To repeat what one reads again and again: do not try to cut any spears the first year—even if you get some vigorous-looking ones. This is a long-term proposition: accomodate the plants and give them a chance to develop. (Some even say to withhold cutting till the third year after setting out the crowns!) When you finally do get to harvest, cut the wanted stalks just below the soil surface (there are special knives made for harvesting asparagus spears, but they are scarcely mandatory). Try not to cut above ground, but definitely do not cut deep or you will damage the crown.
Besides any links presented above on this page, the following ought to be especially helpful:
Asparagus is a perennial member of the Alliaceae family, the alliums (till recently called the Lilliaecae family), which also includes onions, leeks, and garlic.
No one seems quite sure where asparagus originated.
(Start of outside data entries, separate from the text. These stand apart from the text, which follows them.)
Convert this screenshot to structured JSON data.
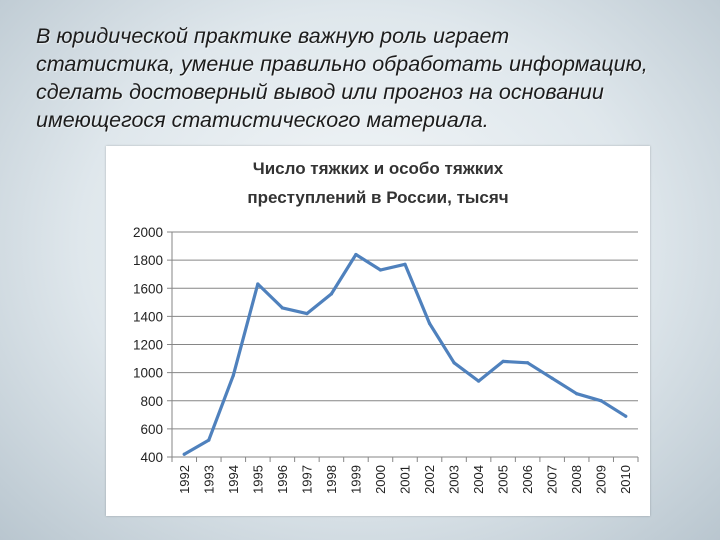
{
  "slide": {
    "lines": [
      "В юридической практике важную роль играет",
      "статистика, умение правильно обработать информацию,",
      "сделать достоверный вывод или прогноз на основании",
      "имеющегося статистического материала."
    ]
  },
  "chart_data": {
    "type": "line",
    "title_lines": [
      "Число тяжких и особо тяжких",
      "преступлений в России, тысяч"
    ],
    "xlabel": "",
    "ylabel": "",
    "x": [
      "1992",
      "1993",
      "1994",
      "1995",
      "1996",
      "1997",
      "1998",
      "1999",
      "2000",
      "2001",
      "2002",
      "2003",
      "2004",
      "2005",
      "2006",
      "2007",
      "2008",
      "2009",
      "2010"
    ],
    "series": [
      {
        "values": [
          420,
          520,
          980,
          1630,
          1460,
          1420,
          1560,
          1840,
          1730,
          1770,
          1350,
          1070,
          940,
          1080,
          1070,
          960,
          850,
          800,
          690
        ]
      }
    ],
    "ylim": [
      400,
      2000
    ],
    "yticks": [
      400,
      600,
      800,
      1000,
      1200,
      1400,
      1600,
      1800,
      2000
    ],
    "grid": true,
    "legend": "none",
    "colors": {
      "line": "#4f81bd",
      "grid": "#868686",
      "axis": "#868686"
    }
  }
}
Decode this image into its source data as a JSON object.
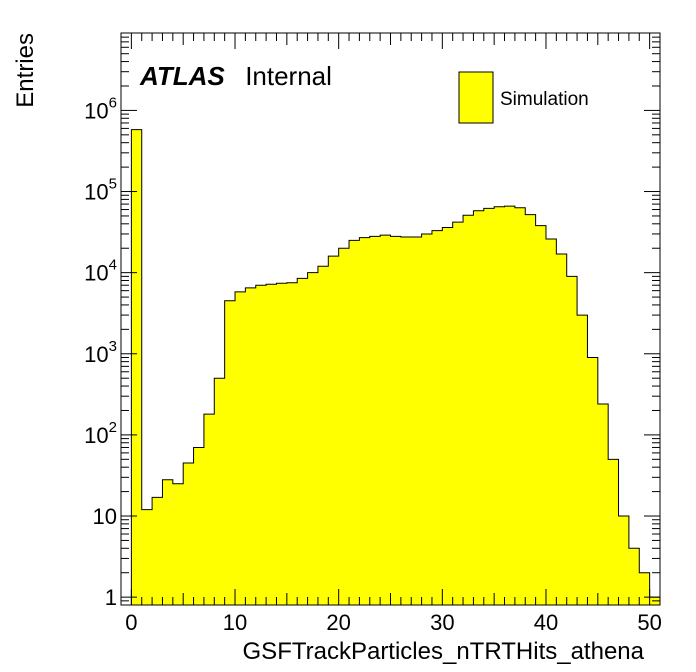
{
  "chart_data": {
    "type": "bar",
    "style": "histogram",
    "xlabel": "GSFTrackParticles_nTRTHits_athena",
    "ylabel": "Entries",
    "y_scale": "log",
    "xlim": [
      -1,
      51
    ],
    "ylim": [
      0.8,
      9000000
    ],
    "bin_width": 1,
    "x_ticks": [
      0,
      10,
      20,
      30,
      40,
      50
    ],
    "x_tick_labels": [
      "0",
      "10",
      "20",
      "30",
      "40",
      "50"
    ],
    "y_ticks": [
      1,
      10,
      100,
      1000,
      10000,
      100000,
      1000000
    ],
    "y_tick_labels": [
      {
        "base": "1",
        "exp": ""
      },
      {
        "base": "10",
        "exp": ""
      },
      {
        "base": "10",
        "exp": "2"
      },
      {
        "base": "10",
        "exp": "3"
      },
      {
        "base": "10",
        "exp": "4"
      },
      {
        "base": "10",
        "exp": "5"
      },
      {
        "base": "10",
        "exp": "6"
      }
    ],
    "bin_lows": [
      -1,
      0,
      1,
      2,
      3,
      4,
      5,
      6,
      7,
      8,
      9,
      10,
      11,
      12,
      13,
      14,
      15,
      16,
      17,
      18,
      19,
      20,
      21,
      22,
      23,
      24,
      25,
      26,
      27,
      28,
      29,
      30,
      31,
      32,
      33,
      34,
      35,
      36,
      37,
      38,
      39,
      40,
      41,
      42,
      43,
      44,
      45,
      46,
      47,
      48,
      49,
      50
    ],
    "values": [
      0.8,
      580000,
      12,
      17,
      28,
      25,
      45,
      70,
      180,
      500,
      4500,
      5800,
      6500,
      7000,
      7200,
      7400,
      7500,
      8500,
      10000,
      12000,
      16000,
      20000,
      25000,
      27000,
      28000,
      29000,
      28000,
      27500,
      27500,
      30000,
      33000,
      36000,
      42000,
      51000,
      58000,
      62000,
      65000,
      66000,
      63000,
      52000,
      38000,
      26000,
      17000,
      9000,
      3000,
      900,
      240,
      50,
      10,
      4,
      2,
      1
    ],
    "series": [
      {
        "name": "Simulation",
        "color": "#ffff00",
        "values_ref": "values"
      }
    ],
    "legend_position": "top-right",
    "grid": false,
    "annotations": [
      {
        "bold_italic": "ATLAS",
        "text": "Internal",
        "position": "top-left"
      }
    ]
  }
}
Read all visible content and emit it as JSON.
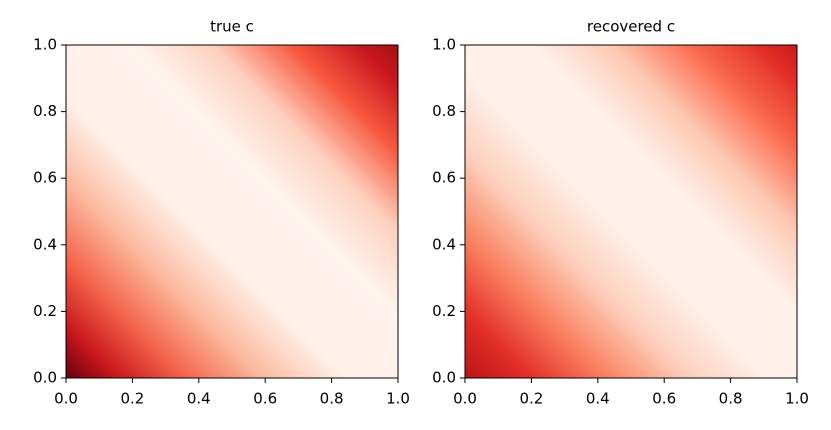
{
  "chart_data": [
    {
      "type": "heatmap",
      "title": "true c",
      "xlim": [
        0,
        1
      ],
      "ylim": [
        0,
        1
      ],
      "xticks": [
        {
          "value": 0,
          "label": "0.0"
        },
        0.2,
        0.4,
        0.6,
        0.8,
        {
          "value": 1,
          "label": "1.0"
        }
      ],
      "yticks": [
        {
          "value": 0,
          "label": "0.0"
        },
        0.2,
        0.4,
        0.6,
        0.8,
        {
          "value": 1,
          "label": "1.0"
        }
      ]
    },
    {
      "type": "heatmap",
      "title": "recovered c",
      "xlim": [
        0,
        1
      ],
      "ylim": [
        0,
        1
      ],
      "xticks": [
        {
          "value": 0,
          "label": "0.0"
        },
        0.2,
        0.4,
        0.6,
        0.8,
        {
          "value": 1,
          "label": "1.0"
        }
      ],
      "yticks": [
        {
          "value": 0,
          "label": "0.0"
        },
        0.2,
        0.4,
        0.6,
        0.8,
        {
          "value": 1,
          "label": "1.0"
        }
      ]
    }
  ]
}
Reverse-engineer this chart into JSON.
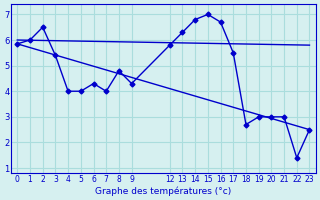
{
  "xlabel": "Graphe des températures (°c)",
  "bg_color": "#d6f0f0",
  "line_color": "#0000cc",
  "grid_color": "#aadddd",
  "x_ticks": [
    0,
    1,
    2,
    3,
    4,
    5,
    6,
    7,
    8,
    9,
    12,
    13,
    14,
    15,
    16,
    17,
    18,
    19,
    20,
    21,
    22,
    23
  ],
  "x_tick_labels": [
    "0",
    "1",
    "2",
    "3",
    "4",
    "5",
    "6",
    "7",
    "8",
    "9",
    "12",
    "13",
    "14",
    "15",
    "16",
    "17",
    "18",
    "19",
    "20",
    "21",
    "22",
    "23"
  ],
  "ylim": [
    0.8,
    7.4
  ],
  "xlim": [
    -0.5,
    23.5
  ],
  "yticks": [
    1,
    2,
    3,
    4,
    5,
    6,
    7
  ],
  "measured_x": [
    0,
    1,
    2,
    3,
    4,
    5,
    6,
    7,
    8,
    9,
    12,
    13,
    14,
    15,
    16,
    17,
    18,
    19,
    20,
    21,
    22,
    23
  ],
  "measured_y": [
    5.85,
    6.0,
    6.5,
    5.4,
    4.0,
    4.0,
    4.3,
    4.0,
    4.8,
    4.3,
    5.8,
    6.3,
    6.8,
    7.0,
    6.7,
    5.5,
    2.7,
    3.0,
    3.0,
    3.0,
    1.4,
    2.5
  ],
  "trend1_x": [
    0,
    23
  ],
  "trend1_y": [
    6.0,
    5.8
  ],
  "trend2_x": [
    0,
    23
  ],
  "trend2_y": [
    5.85,
    2.5
  ]
}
Some believe it derived from a wild plant that grew thousands of years ago in sandy soil across northern Europe and in Britain, though asparagus is depicted in ancient Egyptian writings and has also been grown in Syria for more than two millennia.
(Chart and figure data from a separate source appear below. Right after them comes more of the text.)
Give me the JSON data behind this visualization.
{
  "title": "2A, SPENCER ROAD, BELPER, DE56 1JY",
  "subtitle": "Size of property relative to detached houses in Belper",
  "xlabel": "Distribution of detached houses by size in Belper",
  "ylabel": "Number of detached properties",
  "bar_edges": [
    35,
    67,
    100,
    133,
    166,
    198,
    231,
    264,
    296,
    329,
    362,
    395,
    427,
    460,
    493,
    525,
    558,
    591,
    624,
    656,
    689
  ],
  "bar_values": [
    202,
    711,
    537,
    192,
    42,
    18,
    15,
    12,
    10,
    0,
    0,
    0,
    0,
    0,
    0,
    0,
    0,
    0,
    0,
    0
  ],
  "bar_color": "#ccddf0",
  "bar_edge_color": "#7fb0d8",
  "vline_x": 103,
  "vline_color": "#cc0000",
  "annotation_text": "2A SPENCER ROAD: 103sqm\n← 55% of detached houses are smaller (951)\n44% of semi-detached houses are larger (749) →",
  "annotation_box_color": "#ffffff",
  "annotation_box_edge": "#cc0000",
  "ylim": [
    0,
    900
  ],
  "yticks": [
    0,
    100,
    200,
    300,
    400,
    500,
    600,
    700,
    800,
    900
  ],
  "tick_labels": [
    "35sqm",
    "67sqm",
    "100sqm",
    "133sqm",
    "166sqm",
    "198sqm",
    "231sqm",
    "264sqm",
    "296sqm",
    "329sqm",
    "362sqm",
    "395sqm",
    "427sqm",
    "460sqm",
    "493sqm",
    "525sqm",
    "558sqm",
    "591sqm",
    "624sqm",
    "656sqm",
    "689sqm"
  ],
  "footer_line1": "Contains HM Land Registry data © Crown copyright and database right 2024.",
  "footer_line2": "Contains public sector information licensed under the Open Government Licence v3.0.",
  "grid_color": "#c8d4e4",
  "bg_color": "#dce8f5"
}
The name asparagus comes from the Greek word asparagos, meaning sprout or shoot, which word first appears in English print around 1000 A.D. The Greeks and the Romans prized asparagus (Julius Caesar, Pliny, and Augustus all praised it, and Cato gave excellent growing instructions for it), both for its culinary value and for its alleged medicinal qualities—they believed asparagus could cure toothaches and prevent bee stings. They ate it fresh in season, and dried it for winter use.
Cultivation, and popularity, spread through Europe in the 16th century. Louis XIV of France was so fond of asparagus that he ordered special greenhouses built so he could enjoy it year round. From Europe, early colonists brought it to America; it is said that one Diederik Leertouwer, a Dutch immigrant who arrived in the U.S. in 1784 and settled in Massachusetts, first brought asparagus to the New World. It soon became well-enough known that Thomas Jefferson wrote well of it. Asparagus was first planted in California in the 1850s.
Asparagus notoriously generates a distinct and distinctive odor in the urine. The belief that this only happens to some people—presumably owing to genetics and body chemistry—is false; the truth, only discovered in 1980 and still not widely known, is that a certain fraction of the population (this time really owing to genetics) is actually unable to perceive that odor, and so wrongly believes itself free of the effect. Inquiring minds want to know.
(Well apparently, it’s not necessarily that simple. There seems to be a division of opinion on whether odor production is universal or limited to perhaps 40% to 45% of the population, though there seems little doubt that the ability to small the chemicals at issue is restricted—curiously, to about the same percentage of the population. Almost as curious is that the detection ability varies widely among human cultures, presumably owing to its genetic determination. It depends on what ”authority“ you look up, but we suspect that the assertion above—everyone does but only some detect it—is likely the correct one.)
Cooks should recall that a well-known saying of old Rome for something done very rapidly was ”As quick as cooking asparagus“ (it probably flows better in Latin).